Nasional – Pertumbuhan ekonomi Indonesia pada kuartal I-2025 tercatat hanya 4,87%, melambat dibanding kuartal sebelumnya. Menanggapi hal ini, Dewan Ekonomi Nasional (DEN) menilai perlambatan ini erat kaitannya dengan masa transisi pemerintahan dari Presiden Joko Widodo ke Presiden terpilih Prabowo Subianto.
Ketua DEN Luhut Binsar Pandjaitan menyebutkan, kontraksi pada konsumsi pemerintah menjadi salah satu faktor utama pelemahan ekonomi nasional.
“Percepatan belanja negara menjadi kunci,” ujar Luhut Pandjaitan di Instagram miliknya, Selasa (6/5/2025).
Menurut Luhut, pemerintah perlu segera mendorong program-program strategis seperti Makan Bergizi (MBG) agar belanja negara mampu memberi dampak langsung ke perekonomian daerah.

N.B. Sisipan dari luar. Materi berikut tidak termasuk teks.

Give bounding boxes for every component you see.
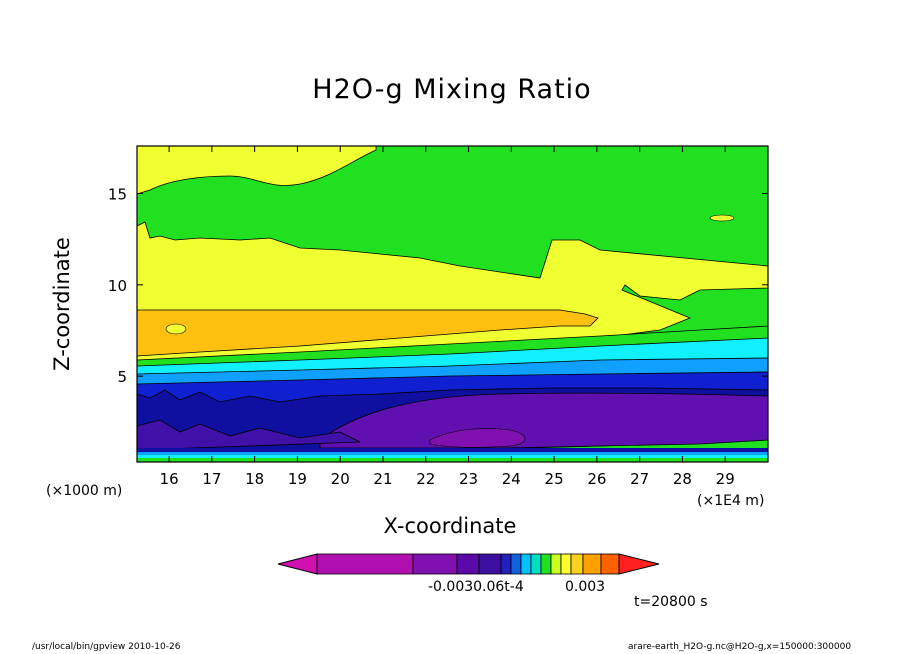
x-tick-label: 20 [331,470,350,488]
bottom-band-lightblue [137,452,768,455]
x-tick-label: 26 [587,470,606,488]
plot-frame [136,145,769,463]
colorbar-segment [582,553,602,575]
x-tick-label: 17 [202,470,221,488]
y-axis-label: Z-coordinate [50,237,74,371]
layer-indigo [137,419,361,451]
x-tick-label: 24 [502,470,521,488]
x-tick-label: 21 [373,470,392,488]
colorbar-segment [478,553,502,575]
colorbar-arrow-left [277,553,318,575]
time-label: t=20800 s [634,594,708,610]
x-unit-label: (×1000 m) [46,483,123,499]
colorbar-arrow-right [618,553,660,575]
colorbar-segment [500,553,512,575]
y-tick-label: 15 [108,185,127,203]
colorbar: -0.0030.06t-4 0.003 [277,553,660,595]
x-tick-label: 29 [716,470,735,488]
x-axis-label: X-coordinate [383,514,517,538]
bottom-band-navy [137,448,768,452]
colorbar-label-left: -0.0030.06t-4 [428,579,524,595]
x-tick-label: 28 [673,470,692,488]
x-tick-label: 23 [459,470,478,488]
colorbar-segment [600,553,620,575]
colorbar-label-right: 0.003 [565,579,605,595]
layer-magenta [429,428,526,448]
x-axis-ticks: 16 17 18 19 20 21 22 23 24 25 26 27 28 29 [160,146,735,488]
orange-island [165,323,187,335]
bottom-band-green [137,458,768,462]
colorbar-segment [520,553,532,575]
x-tick-label: 19 [288,470,307,488]
colorbar-segment [570,553,584,575]
contour-field [137,146,768,462]
x-tick-label: 16 [160,470,179,488]
colorbar-segment [550,553,562,575]
footer-left: /usr/local/bin/gpview 2010-10-26 [32,642,181,652]
colorbar-segment [456,553,480,575]
x-tick-label: 27 [630,470,649,488]
layer-orange [137,309,599,357]
chart-title: H2O-g Mixing Ratio [312,74,592,105]
x-tick-label: 22 [416,470,435,488]
layer-purple [319,392,768,449]
colorbar-segment [530,553,542,575]
footer-right: arare-earth_H2O-g.nc@H2O-g,x=150000:3000… [628,642,852,652]
yellow-island [709,214,735,222]
y-tick-label: 5 [117,368,127,386]
y-tick-label: 10 [108,277,127,295]
layer-yellow [137,146,377,195]
colorbar-segment [316,553,414,575]
colorbar-segment [510,553,522,575]
colorbar-segment [560,553,572,575]
colorbar-segment [412,553,458,575]
y-axis-ticks: 5 10 15 [108,185,768,386]
x-tick-label: 18 [245,470,264,488]
bottom-band-cyan [137,455,768,458]
x-tick-label: 25 [545,470,564,488]
colorbar-segment [540,553,552,575]
x-scale-label: (×1E4 m) [697,493,765,509]
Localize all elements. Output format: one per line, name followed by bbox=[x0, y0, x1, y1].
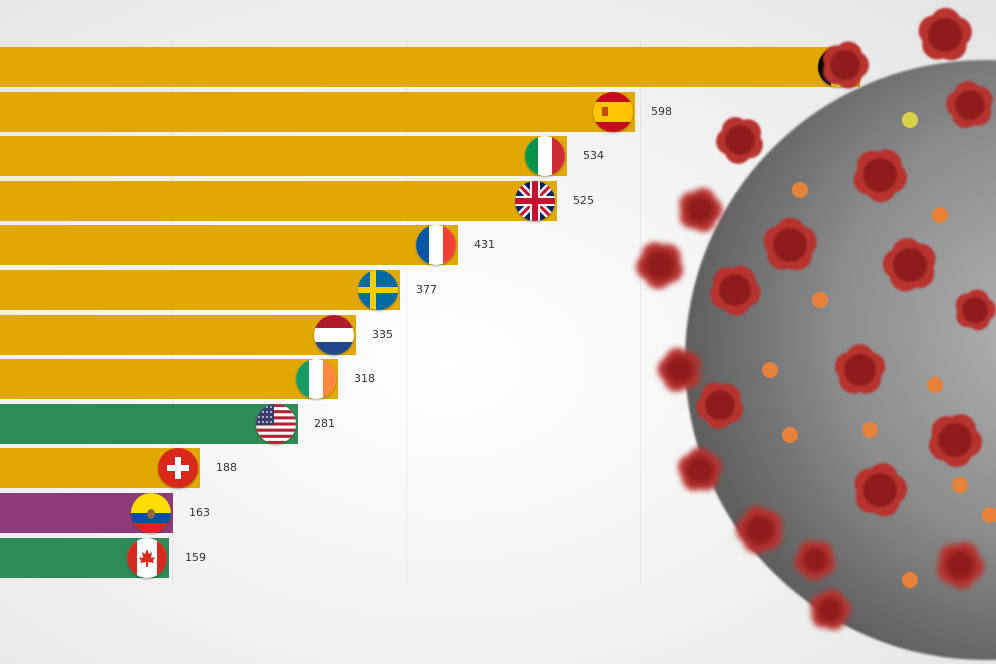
value-label-italy: 534 bbox=[583, 149, 604, 162]
spain-flag-icon bbox=[593, 92, 633, 132]
bar-spain bbox=[0, 92, 635, 132]
value-label-netherlands: 335 bbox=[372, 328, 393, 341]
sweden-flag-icon bbox=[358, 270, 398, 310]
value-label-canada: 159 bbox=[185, 551, 206, 564]
value-label-switzerland: 188 bbox=[216, 461, 237, 474]
gridline bbox=[406, 40, 407, 584]
bar-france bbox=[0, 225, 458, 265]
gridline bbox=[640, 40, 641, 584]
value-label-united-kingdom: 525 bbox=[573, 194, 594, 207]
bar-united-states bbox=[0, 404, 298, 444]
bar-netherlands bbox=[0, 315, 356, 355]
value-label-ecuador: 163 bbox=[189, 506, 210, 519]
value-label-france: 431 bbox=[474, 238, 495, 251]
italy-flag-icon bbox=[525, 136, 565, 176]
ireland-flag-icon bbox=[296, 359, 336, 399]
value-label-ireland: 318 bbox=[354, 372, 375, 385]
netherlands-flag-icon bbox=[314, 315, 354, 355]
canada-flag-icon bbox=[127, 538, 167, 578]
value-label-united-states: 281 bbox=[314, 417, 335, 430]
bar-belgium bbox=[0, 47, 860, 87]
united-kingdom-flag-icon bbox=[515, 181, 555, 221]
bar-ireland bbox=[0, 359, 338, 399]
value-label-sweden: 377 bbox=[416, 283, 437, 296]
gridline bbox=[172, 40, 173, 584]
belgium-flag-icon bbox=[818, 47, 858, 87]
france-flag-icon bbox=[416, 225, 456, 265]
bar-united-kingdom bbox=[0, 181, 557, 221]
ecuador-flag-icon bbox=[131, 493, 171, 533]
value-label-spain: 598 bbox=[651, 105, 672, 118]
bar-sweden bbox=[0, 270, 400, 310]
bar-italy bbox=[0, 136, 567, 176]
switzerland-flag-icon bbox=[158, 448, 198, 488]
united-states-flag-icon bbox=[256, 404, 296, 444]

Program ini dinilai berpotensi menciptakan simpul ekonomi di desa dan meningkatkan kesejahteraan petani, peternak, serta pelaku UMKM lokal.

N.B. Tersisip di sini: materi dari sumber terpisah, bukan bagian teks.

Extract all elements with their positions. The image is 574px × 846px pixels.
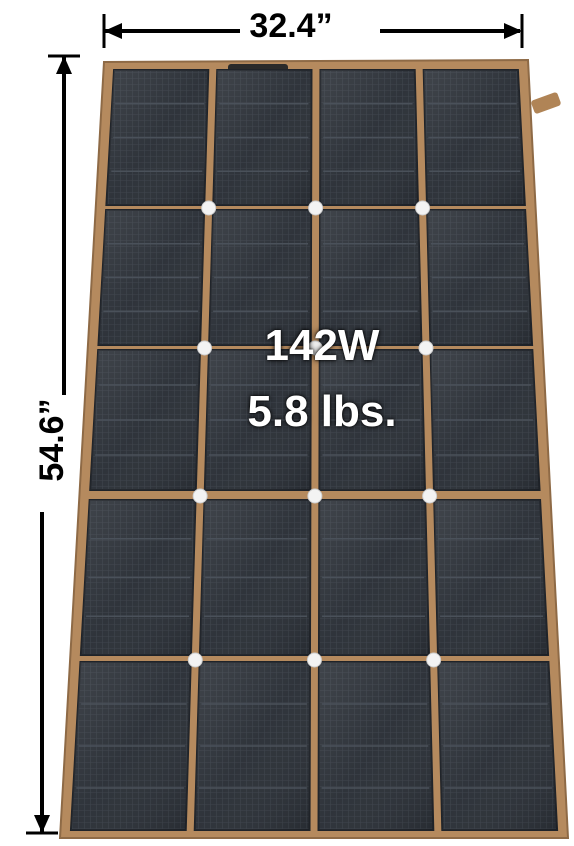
weight-label: 5.8 lbs. [247,387,397,436]
height-dimension-label: 54.6” [33,398,71,482]
grommet [308,200,324,216]
power-rating-label: 142W [264,321,380,370]
width-dimension-label: 32.4” [249,7,333,45]
grommet [307,340,323,356]
grommet [415,200,431,216]
grommet [192,488,208,504]
solar-cell-grid [69,69,559,831]
grommet [201,200,217,216]
grommet [426,652,442,668]
grommet [197,340,213,356]
grommet [187,652,203,668]
grommet-group [187,200,442,668]
side-strap [531,92,561,114]
height-dimension-line [26,54,80,835]
grommet [422,488,438,504]
width-dimension-line [102,14,524,48]
grommet [418,340,434,356]
grommet [306,652,322,668]
grommet [307,488,323,504]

Namun, ia mengakui tantangan besar yang dihadapi saat ini, mulai dari perlambatan konsumsi rumah tangga, investasi yang belum pulih optimal, ekspor yang tertekan kondisi global, hingga ketimpangan pertumbuhan antarwilayah.

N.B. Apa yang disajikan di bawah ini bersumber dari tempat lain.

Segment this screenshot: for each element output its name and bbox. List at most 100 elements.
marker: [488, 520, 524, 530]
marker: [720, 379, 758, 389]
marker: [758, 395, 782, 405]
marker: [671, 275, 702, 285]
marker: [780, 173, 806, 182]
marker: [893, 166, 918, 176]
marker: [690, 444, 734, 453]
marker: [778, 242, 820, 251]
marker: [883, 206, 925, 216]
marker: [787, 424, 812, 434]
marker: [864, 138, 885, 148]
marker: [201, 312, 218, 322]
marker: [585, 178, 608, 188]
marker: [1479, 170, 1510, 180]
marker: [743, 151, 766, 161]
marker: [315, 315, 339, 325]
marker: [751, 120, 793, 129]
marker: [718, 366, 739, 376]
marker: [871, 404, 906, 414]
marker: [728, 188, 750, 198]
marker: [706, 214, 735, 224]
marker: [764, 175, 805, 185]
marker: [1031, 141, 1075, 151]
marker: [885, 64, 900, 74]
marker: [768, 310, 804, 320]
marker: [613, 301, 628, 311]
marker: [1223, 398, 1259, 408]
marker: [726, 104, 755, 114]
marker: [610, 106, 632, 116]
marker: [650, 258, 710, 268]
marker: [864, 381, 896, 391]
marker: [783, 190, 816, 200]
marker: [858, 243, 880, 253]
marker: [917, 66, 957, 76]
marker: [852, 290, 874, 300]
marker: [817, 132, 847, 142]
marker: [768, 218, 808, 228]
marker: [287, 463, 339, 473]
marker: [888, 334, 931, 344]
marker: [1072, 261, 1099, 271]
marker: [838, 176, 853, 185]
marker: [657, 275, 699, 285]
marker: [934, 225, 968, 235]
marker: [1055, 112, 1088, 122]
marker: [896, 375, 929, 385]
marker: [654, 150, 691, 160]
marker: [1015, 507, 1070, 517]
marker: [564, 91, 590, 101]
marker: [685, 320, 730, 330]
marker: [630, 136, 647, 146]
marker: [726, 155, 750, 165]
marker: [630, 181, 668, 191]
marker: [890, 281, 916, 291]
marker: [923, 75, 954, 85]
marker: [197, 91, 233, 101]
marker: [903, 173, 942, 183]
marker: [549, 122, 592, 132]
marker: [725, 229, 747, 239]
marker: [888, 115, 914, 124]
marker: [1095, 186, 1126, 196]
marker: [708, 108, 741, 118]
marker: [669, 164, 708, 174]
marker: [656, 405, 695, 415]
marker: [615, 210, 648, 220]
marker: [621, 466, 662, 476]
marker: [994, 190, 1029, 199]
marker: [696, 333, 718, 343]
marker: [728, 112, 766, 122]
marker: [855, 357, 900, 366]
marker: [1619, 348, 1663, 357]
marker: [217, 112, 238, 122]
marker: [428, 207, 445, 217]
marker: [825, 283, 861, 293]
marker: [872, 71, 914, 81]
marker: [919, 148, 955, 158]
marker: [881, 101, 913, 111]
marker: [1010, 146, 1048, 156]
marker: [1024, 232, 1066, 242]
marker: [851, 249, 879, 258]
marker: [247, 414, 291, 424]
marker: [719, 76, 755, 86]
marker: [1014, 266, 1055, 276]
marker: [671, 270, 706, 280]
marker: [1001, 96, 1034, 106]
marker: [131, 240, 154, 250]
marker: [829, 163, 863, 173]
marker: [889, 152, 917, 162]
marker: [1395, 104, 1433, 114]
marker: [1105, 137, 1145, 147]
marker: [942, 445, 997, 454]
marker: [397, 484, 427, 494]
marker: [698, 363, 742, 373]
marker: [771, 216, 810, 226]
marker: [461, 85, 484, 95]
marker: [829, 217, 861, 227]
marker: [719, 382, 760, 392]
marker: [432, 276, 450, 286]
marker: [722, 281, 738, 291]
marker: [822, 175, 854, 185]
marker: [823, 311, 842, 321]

“Pemerataan dan percepatan harus dijalankan secara simultan,” tegasnya.
Ekonom Universitas Andalas, Syafruddin Karimi, menyoroti lemahnya respons pemerintah terhadap situasi ini. Ia menilai kebijakan fiskal justru terlalu konservatif di tengah tekanan global dan lesunya pasar domestik.
“Belanja negara seolah ditarik mundur dari ruang publik, padahal seharusnya menjadi bantalan utama ekonomi,” ujarnya.
Data Badan Pusat Statistik (BPS) menunjukkan kontribusi terbesar pada pertumbuhan ekonomi masih berasal dari konsumsi rumah tangga yang tumbuh 4,89% dan menyumbang 54,53%. Disusul investasi atau PMTB yang tumbuh 2,12% dengan kontribusi 28,03%. Sementara itu, ekspor hanya tumbuh 1,38% dengan kontribusi 22,3%.
Syafruddin mengingatkan, ketahanan ekonomi nasional sangat bergantung pada daya beli masyarakat. Lonjakan harga kebutuhan pokok, kenaikan pajak, atau minimnya bantuan sosial bisa melemahkan konsumsi domestik.
“Penguatan pasar domestik harus jadi prioritas utama dalam kebijakan ekonomi nasional,” tutup Ekonom Universitas Andalas, Syafruddin Karimi terkait lambatnya pertumbuhan ekonomi di Tanah Air.